During her tenure at Peraton Labs and its predecessor companies (Perspecta Labs, Bellcore, Telcordia, Applied Communication Sciences, Vencore Labs), Chadha has performed and managed research in areas at the intersection of cybersecurity, data analytics, machine learning and wireless networking for customers including the Defense Advanced Research Projects Agency (DARPA), U.S. Army Research Laboratory, U.S. Army C5ISR Center, Air Force Research Laboratory, and other government as well as commercial customers.
Chadha is a pioneer in the area of policy-based network management and its application to wireless and mobile ad hoc networks. Chadha’s critical contribution was to leverage the latest advancements in these areas and use them to shape and guide the development of a new suite of successful products for IP network management.
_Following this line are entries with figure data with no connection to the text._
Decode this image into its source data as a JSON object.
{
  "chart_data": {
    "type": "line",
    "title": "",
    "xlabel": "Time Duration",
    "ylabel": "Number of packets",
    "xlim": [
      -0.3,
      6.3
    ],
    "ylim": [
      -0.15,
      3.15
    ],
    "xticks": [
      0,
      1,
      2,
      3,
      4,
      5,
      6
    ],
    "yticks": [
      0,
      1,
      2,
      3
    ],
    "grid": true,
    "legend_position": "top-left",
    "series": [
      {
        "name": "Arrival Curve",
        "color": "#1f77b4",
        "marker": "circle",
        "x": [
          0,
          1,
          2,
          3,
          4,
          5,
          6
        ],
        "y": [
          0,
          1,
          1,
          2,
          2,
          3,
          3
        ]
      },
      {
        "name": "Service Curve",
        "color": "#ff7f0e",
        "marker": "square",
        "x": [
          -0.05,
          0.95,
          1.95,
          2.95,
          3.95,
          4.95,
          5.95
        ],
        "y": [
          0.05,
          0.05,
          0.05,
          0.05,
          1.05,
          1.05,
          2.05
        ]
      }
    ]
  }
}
Chadha received a Bachelor of Arts degree in mathematics from St. Stephen’s College, Delhi, India, a Master of Science degree in computer science from Virginia Tech and a doctorate in computer science from the University of North Carolina at Chapel Hill. She has authored more than 100 conference and journal papers, is a coinventor on multiple patents and has written a book on the application of policy-based network management to mobile ad hoc networks. Chadha was elected a Telcordia Fellow in 2008 in acknowledgment of the significance of her contributions to Telcordia’s business in producing both leading edge research and customer-focused results.
Executive
Track: Cyber Analytics
Adversarial Machine Learning for Cyber Applications
Over the last few years, it has become evident that machine learning models are vulnerable to different types of attacks. Such attacks, referred to as adversarial machine learning, have been demonstrated in multiple modalities, including images, audio, text, etc., leading to the development of a variety of defensive techniques that mitigate the impact of these attacks. However, the area of adversarial machine learning against the cyber modality is under-explored. This presentation will discuss Adversarial Machine Learning with a focus on cyber applications.